Wednesday, May 26, 2010

For Girls

So we've hit that time. At almost 4, CJ finally uttered the words...I can't get that. It's for girls. It broke my heart. I know it is related to him going to school because the little girls there often tell him "this is just for girls" but he never really paid attention to them before. This time he flipping through a catalog picking out things for his birthday party and remarked he couldn't get the pink pirate set. Mind you he has the pink pirate cards at home that he loves. It really bothered me as I tried desperately to figure out how to explain to him that he didn't need to follow what society deemed to be appropriate for boys and girls. My mind started racing toward all of the things he might now limit himself to because it was a guys thing. Would my sensitive boy stop caring so much or decide that boys don't cry? Will he feel that he has to play sports instead of paint pictures? Will he give up believing in fairies as they are all marketed toward children? Breathe, Courtney, breathe. This morning he woke up, put on several of Ceirnan's pink and purple hair bows, and decided he wanted to wear at least one for the day which he did while he did his morning run from the stop sign to the car. SIGH.

Thursday, May 20, 2010

Bad Parent

So I admit it...I try to be the perfect parent. I do worry about being one (perhaps the only) mom that doesn't stay at home out of all of the moms in CJ's class. I'm always the first to sign up for things and go out of my way to send treats at least once a month. I'm always worried that I am not doing enough or we don't look as engaged as we should be. I find it funny since I really don't worry about what most people think of me as a person. Still when it comes to my kids I don't want them to be negatively affected by my choices.

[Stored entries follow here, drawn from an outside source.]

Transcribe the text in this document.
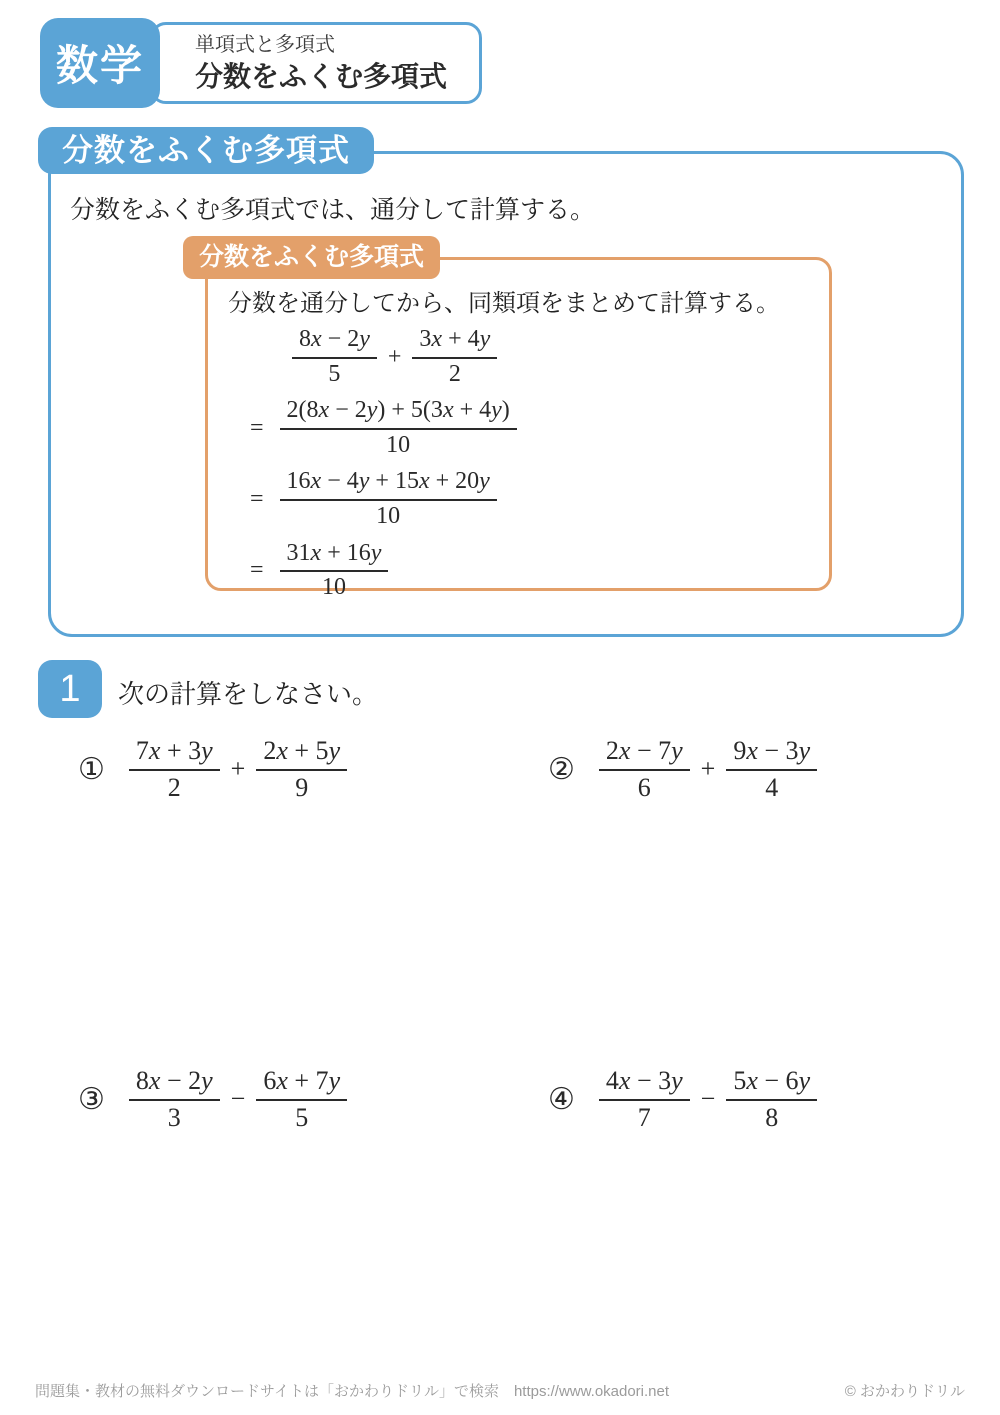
数学	単項式と多項式
分数をふくむ多項式
分数をふくむ多項式
分数をふくむ多項式では、通分して計算する。
分数をふくむ多項式
分数を通分してから、同類項をまとめて計算する。
$\frac{8x - 2y}{5} + \frac{3x + 4y}{2}$
= $\frac{2(8x - 2y) + 5(3x + 4y)}{10}$
= $\frac{16x - 4y + 15x + 20y}{10}$
= $\frac{31x + 16y}{10}$
1 次の計算をしなさい。
① $\frac{7x + 3y}{2} + \frac{2x + 5y}{9}$	② $\frac{2x - 7y}{6} + \frac{9x - 3y}{4}$
③ $\frac{8x - 2y}{3} - \frac{6x + 7y}{5}$	④ $\frac{4x - 3y}{7} - \frac{5x - 6y}{8}$
問題集・教材の無料ダウンロードサイトは「おかわりドリル」で検索　https://www.okadori.net	© おかわりドリル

Anyway, this is way deeper than I wanted to get. What I really wanted to say is that I sent my kid to school today without having given him a bath last night. I know...I know...shocking. LOL! I don't want him to be the smelly kid in class, but I was literally falling asleep on the couch. He was exhausted and started crying. Umm...yeah...it was like 8pm, but sometimes you are just tired. Usually if that happens, I get him up early and either give him a bath or throw him in the shower with Case or I. Today, I let him sleep. Hopefully he wasn't that stinky!